Öte yandan Adalet Bakanı Yılmaz Tunç, boşanma davalarında köklü değişiklikler içeren yeni bir yargı paketi hazırlığında olduklarını duyurmuş, “aile arabuluculuğu” sistemini getirmeyi düşündüklerini belirterek, boşanma sürecinde maddi tazminat, nafaka ve mal paylaşımı davalarının ayrılabileceğini söylemişti. Tunç’un açıklamalarıyla camilerde verilen Cuma hutbesinin paralel olduğunu savunan Osmanoğulları şunları söyledi: “Adalet Bakanı’nın dile getirdiği önce boşanma işleminin gerçekleşip, daha sonra mal ve nafaka davalarının görülmesi konusuna paralel bir şeydir. 2025 aile yılının politikalarını kadınları bu şekilde evlere kapatarak, kadınların ölümüne fermanlar imzalayarak hayata geçirmeye çalışıyorlar. Boşanmayı kolaylaştıracağız adı altında, kadınları mal hakkından mahrum bırakmaya çalışıyorlar.”

Medeni Yasa’yı delmeye çalışıyorlar

EŞİK (Eşitlik İçin Kadın Platformu), Diyanet’in kadınların eşit miras hakkına karşı tutumuna tepki gösterdi. Açıklama şöyle:

“Siyasi iktidar arabuluculuk sisteminde yapılan hileli, sinsi genişletmelerle tapu işlemlerinde arabuluculuk getirerek kadınların tapulu mallarda eşit miras hakkını yok etmeye çalışırken; Diyanet bunu tüm mirasa yaymak ve kadınların miras hakkını tamamen yarıya indirmek istiyor. Diyanet İşleri Başkanlığı doğrudan Cumhurbaşkanlığına bağlı anayasal bir kurumdur. Yürürlükteki Anayasaya, yürürlükteki Medeni Yasaya uymak zorundadır. Yayınladığı hutbelerle, fetvalarla kendi kendine Anayasayı, Medeni Yasayı ortadan kaldırmaya, delmeye, değiştirmeye, kadınların eşitlik ve eşit miras hakkını yok etmeye kalkışamaz. Derhal, Anayasa ve yasalara aykırı açıklamalarına bir son vermeli; anayasal ve yasal sınırlarına çekilmelidir. Diyanet’in kadınların ve kız çocuklarının en temel haklarını ortadan kaldırmaya çalışan; bu haklarını kullanmak istedikleri takdirde yaşam haklarının ellerinden alınması dahil her türlü şiddete maruz kalmalarına neden olacak bu kışkırtıcı tutumundan vazgeçmesini sağlamak için sorumluları görevlerini yerine getirmeye çağırıyoruz. Miras dâhil, hiçbir anayasal ve yasal hakkımızdan vazgeçmeyeceğiz.”
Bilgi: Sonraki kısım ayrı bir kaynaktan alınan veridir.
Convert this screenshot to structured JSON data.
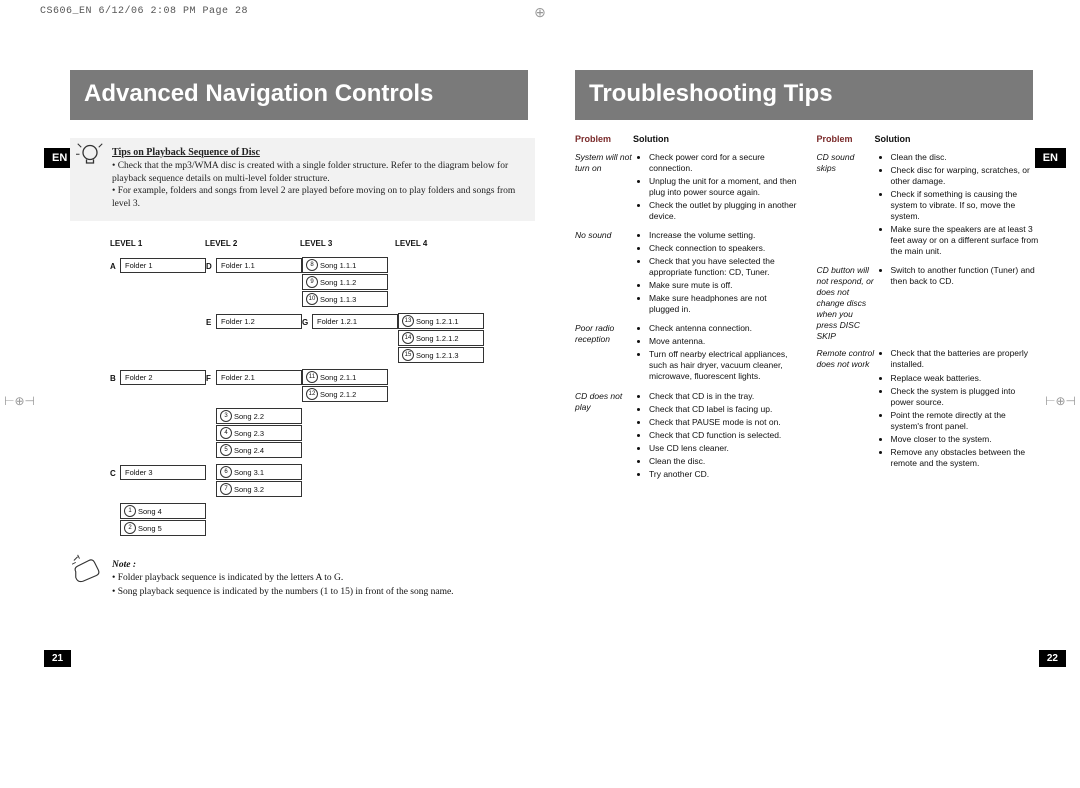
{
  "print_header": "CS606_EN  6/12/06  2:08 PM  Page 28",
  "lang": "EN",
  "left": {
    "title": "Advanced Navigation Controls",
    "tips": {
      "heading": "Tips on Playback Sequence of Disc",
      "lines": [
        "• Check that the mp3/WMA disc is created with a single folder structure. Refer to the diagram below for playback sequence details on multi-level folder structure.",
        "• For example, folders and songs from level 2 are played before moving on to play folders and songs from level 3."
      ]
    },
    "levels": [
      "LEVEL 1",
      "LEVEL 2",
      "LEVEL 3",
      "LEVEL 4"
    ],
    "diagram": {
      "A": {
        "l1": "Folder 1",
        "D": "Folder 1.1",
        "songsD": [
          "Song 1.1.1",
          "Song 1.1.2",
          "Song 1.1.3"
        ],
        "numsD": [
          "8",
          "9",
          "10"
        ],
        "E": "Folder 1.2",
        "G": "Folder 1.2.1",
        "songsG": [
          "Song 1.2.1.1",
          "Song 1.2.1.2",
          "Song 1.2.1.3"
        ],
        "numsG": [
          "13",
          "14",
          "15"
        ]
      },
      "B": {
        "l1": "Folder 2",
        "F": "Folder 2.1",
        "songsF": [
          "Song 2.1.1",
          "Song 2.1.2"
        ],
        "numsF": [
          "11",
          "12"
        ],
        "songsB": [
          "Song 2.2",
          "Song 2.3",
          "Song 2.4"
        ],
        "numsB": [
          "3",
          "4",
          "5"
        ]
      },
      "C": {
        "l1": "Folder 3",
        "songsC": [
          "Song 3.1",
          "Song 3.2"
        ],
        "numsC": [
          "6",
          "7"
        ]
      },
      "root": {
        "songs": [
          "Song 4",
          "Song 5"
        ],
        "nums": [
          "1",
          "2"
        ]
      }
    },
    "note": {
      "heading": "Note :",
      "lines": [
        "• Folder playback sequence is indicated by the letters A to G.",
        "• Song playback sequence is indicated by the numbers (1 to 15) in front of the song name."
      ]
    },
    "page": "21"
  },
  "right": {
    "title": "Troubleshooting Tips",
    "headers": {
      "problem": "Problem",
      "solution": "Solution"
    },
    "col1": [
      {
        "p": "System will not turn on",
        "s": [
          "Check power cord for a secure connection.",
          "Unplug the unit for a moment, and then plug into power source again.",
          "Check the outlet by plugging in another device."
        ]
      },
      {
        "p": "No sound",
        "s": [
          "Increase the volume setting.",
          "Check connection to speakers.",
          "Check that you have selected the appropriate function: CD, Tuner.",
          "Make sure mute is off.",
          "Make sure headphones are not plugged in."
        ]
      },
      {
        "p": "Poor radio reception",
        "s": [
          "Check antenna connection.",
          "Move antenna.",
          "Turn off nearby electrical appliances, such as hair dryer, vacuum cleaner, microwave, fluorescent lights."
        ]
      },
      {
        "p": "CD does not play",
        "s": [
          "Check that CD is in the tray.",
          "Check that CD label is facing up.",
          "Check that PAUSE mode is not on.",
          "Check that CD function is selected.",
          "Use CD lens cleaner.",
          "Clean the disc.",
          "Try another CD."
        ]
      }
    ],
    "col2": [
      {
        "p": "CD sound skips",
        "s": [
          "Clean the disc.",
          "Check disc for warping, scratches, or other damage.",
          "Check if something is causing the system to vibrate. If so, move the system.",
          "Make sure the speakers are at least 3 feet away or on a different surface from the main unit."
        ]
      },
      {
        "p": "CD button will not respond, or does not change discs when you press DISC SKIP",
        "s": [
          "Switch to another function (Tuner) and then back to CD."
        ]
      },
      {
        "p": "Remote control does not work",
        "s": [
          "Check that the batteries are properly installed.",
          "Replace weak batteries.",
          "Check the system is plugged into power source.",
          "Point the remote directly at the system's front panel.",
          "Move closer to the system.",
          "Remove any obstacles between the remote and the system."
        ]
      }
    ],
    "page": "22"
  }
}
Çocuklar istismar edilirken Diyanet sessizdi

Türkiye Kadın Dernekleri Federasyonu (TKDF) yazılı açıklamasında, hutbenin “ilahi adalet” söylemiyle kadınların Medeni Kanun’la kazanılmış haklarını tartışmaya açtığını ve bunun toplumsal tepkileri ölçme girişimi olduğunu savundu. Açıklamada, “Ülkemizde her gün kadınlar öldürülürken, çocuklar istismara uğrarken Diyanet bu konularda sessiz, ancak kadınların haklarını hedef alırken aktif. Bu çelişki hukukun üstünlüğüne aykırıdır” denildi. TKDF, adaletin her alanda, herkes için eşit ve tarafsız şekilde savunulması gerektiğini vurguladı.